Au sud de Buenos Aires, le quartier portuaire de Dock Sud incarne l’histoire de milliers de Capverdiens ayant trouvé refuge loin de leur terre natale. Ce lieu, entre les maisons colorées de bois et de tôle ondulée, garde les traces de cette diaspora qui s’est ancrée sur les rives du Riachuelo depuis la fin du 19e siècle.


Les premiers Capverdiens sont arrivés pour travailler dans les flottes de chasse à la baleine, une aventure loin de leur archipel situé à 6 000 kilomètres. Au fil des décennies, de nouvelles vagues migratoires ont suivi, particulièrement durant les années 1920-1930 et lors de la famine dévastatrice de 1946-48 au Cap-Vert. Parmi ces migrants, Aquiles Edgar Pino Santos se souvient de sa première vision de Buenos Aires sous une pluie torrentielle, un phénomène inconnu pour cet enfant de sept ans habitué aux sécheresses du Cap-Vert.
Des histoires de vie comme celle de Firmina Roberto, arrivée dans les années 1930, révèlent la résilience de ces migrants. Veuve précoce, elle a élevé seule ses quatre enfants et, comme tant d’autres, a été marquée par les souvenirs de la faim. À Dock Sud, la vue de maïs renversé sur le port la ramenait à ces années de privation, un épisode raconté par son petit-fils, Carlos Alberto Custodio.
Installés près des ports, les Capverdiens trouvaient des emplois stables dans les flottes marchandes, pétrolières, et de pêche. Avec des matériaux récupérés sur les navires, ils bâtissaient leurs maisons, laissant derrière eux des souvenirs d’une vie maritime. Les femmes, pendant que les hommes naviguaient, portaient la communauté, gérant les foyers et les finances avec force.


Dock Sud a ainsi été un carrefour de cultures. Entre musiques capverdiennes, cuisine traditionnelle, et langue Kriolu, le quartier vibrait des échanges entre Capverdiens, Polonais, Italiens et Arméniens. Les premières associations d’entraide de la diaspora capverdienne, fondées entre 1927 et 1932, sont nées ici.

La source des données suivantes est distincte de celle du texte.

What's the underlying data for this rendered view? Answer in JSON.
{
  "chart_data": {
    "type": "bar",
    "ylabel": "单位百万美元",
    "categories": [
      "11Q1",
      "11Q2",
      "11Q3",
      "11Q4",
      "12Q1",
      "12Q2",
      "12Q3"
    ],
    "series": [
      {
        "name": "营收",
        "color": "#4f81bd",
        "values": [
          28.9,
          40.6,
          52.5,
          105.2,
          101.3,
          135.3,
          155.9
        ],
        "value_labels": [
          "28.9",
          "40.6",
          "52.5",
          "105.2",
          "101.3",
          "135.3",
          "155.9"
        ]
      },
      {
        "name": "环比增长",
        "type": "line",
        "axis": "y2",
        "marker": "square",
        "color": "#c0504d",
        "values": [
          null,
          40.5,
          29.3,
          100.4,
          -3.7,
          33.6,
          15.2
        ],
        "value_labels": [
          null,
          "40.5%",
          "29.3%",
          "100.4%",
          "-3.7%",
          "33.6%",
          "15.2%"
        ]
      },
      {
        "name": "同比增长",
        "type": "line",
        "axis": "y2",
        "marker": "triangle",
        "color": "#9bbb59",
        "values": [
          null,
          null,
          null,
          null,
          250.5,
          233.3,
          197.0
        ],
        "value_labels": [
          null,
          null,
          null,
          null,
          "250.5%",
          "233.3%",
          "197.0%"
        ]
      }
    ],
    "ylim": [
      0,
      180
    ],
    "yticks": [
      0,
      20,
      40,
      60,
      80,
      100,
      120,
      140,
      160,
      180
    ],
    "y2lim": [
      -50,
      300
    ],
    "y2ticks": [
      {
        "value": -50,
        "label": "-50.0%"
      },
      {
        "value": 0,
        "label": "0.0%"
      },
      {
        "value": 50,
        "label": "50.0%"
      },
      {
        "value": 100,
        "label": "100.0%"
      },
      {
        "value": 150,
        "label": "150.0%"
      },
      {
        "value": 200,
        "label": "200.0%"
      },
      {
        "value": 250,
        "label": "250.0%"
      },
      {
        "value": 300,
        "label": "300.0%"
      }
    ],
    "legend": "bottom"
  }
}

Elles servaient à protéger les migrants isolés des risques de déportation, les déclarant comme “cousins” pour les intégrer.
Aujourd’hui, l’Unión Caboverdeana (UC) reste un pilier de cette communauté. Si beaucoup de Capverdiens ont quitté Dock Sud à mesure que les emplois portuaires se raréfiaient, nombreux sont ceux qui reviennent pour les retrouvailles mensuelles autour de la cachupada, un ragoût emblématique du Cap-Vert.
À travers les décennies, les Capverdiens ont su préserver leurs liens avec l’Afrique dans un pays où la diversité raciale a longtemps été mise de côté. En Argentine, les recensements ont longtemps effacé la présence des populations noires, ne répertoriant que les Blancs et les Noirs après 1887. Ce n’est qu’en 2010, sous la pression d’activistes afro-argentins, que la question d’auto-identification afro-descendante a été réintroduite, révélant une population de 150 000 personnes, passée à 302 000 en 2022.

Pour les descendants capverdiens de Dock Sud, ces chiffres reflètent une réalité plus profonde : celle d’une Argentine multiraciale qui redécouvre ses racines africaines. Parmi les figures qui inspirent cette mémoire collective, Amilcar Cabral, leader anticolonialiste, occupe une place de choix. Le 14 septembre dernier, l’UC a célébré son centenaire, à travers des films de lutte et un ragoût de lentilles et de chorizo. “Pour moi, Cabral signifie la révolution pour mon peuple”, confie Cristian Silva, né en Argentine de parents capverdiens et héritier de cette double culture.
Dock Sud demeure le témoin vivant de l’histoire capverdienne en Argentine. Bien que les ports se soient vidés, les voix capverdiennes résonnent encore dans ses ruelles, rappelant qu’à travers l’exil et la distance, le lien avec les îles n’a jamais été rompu.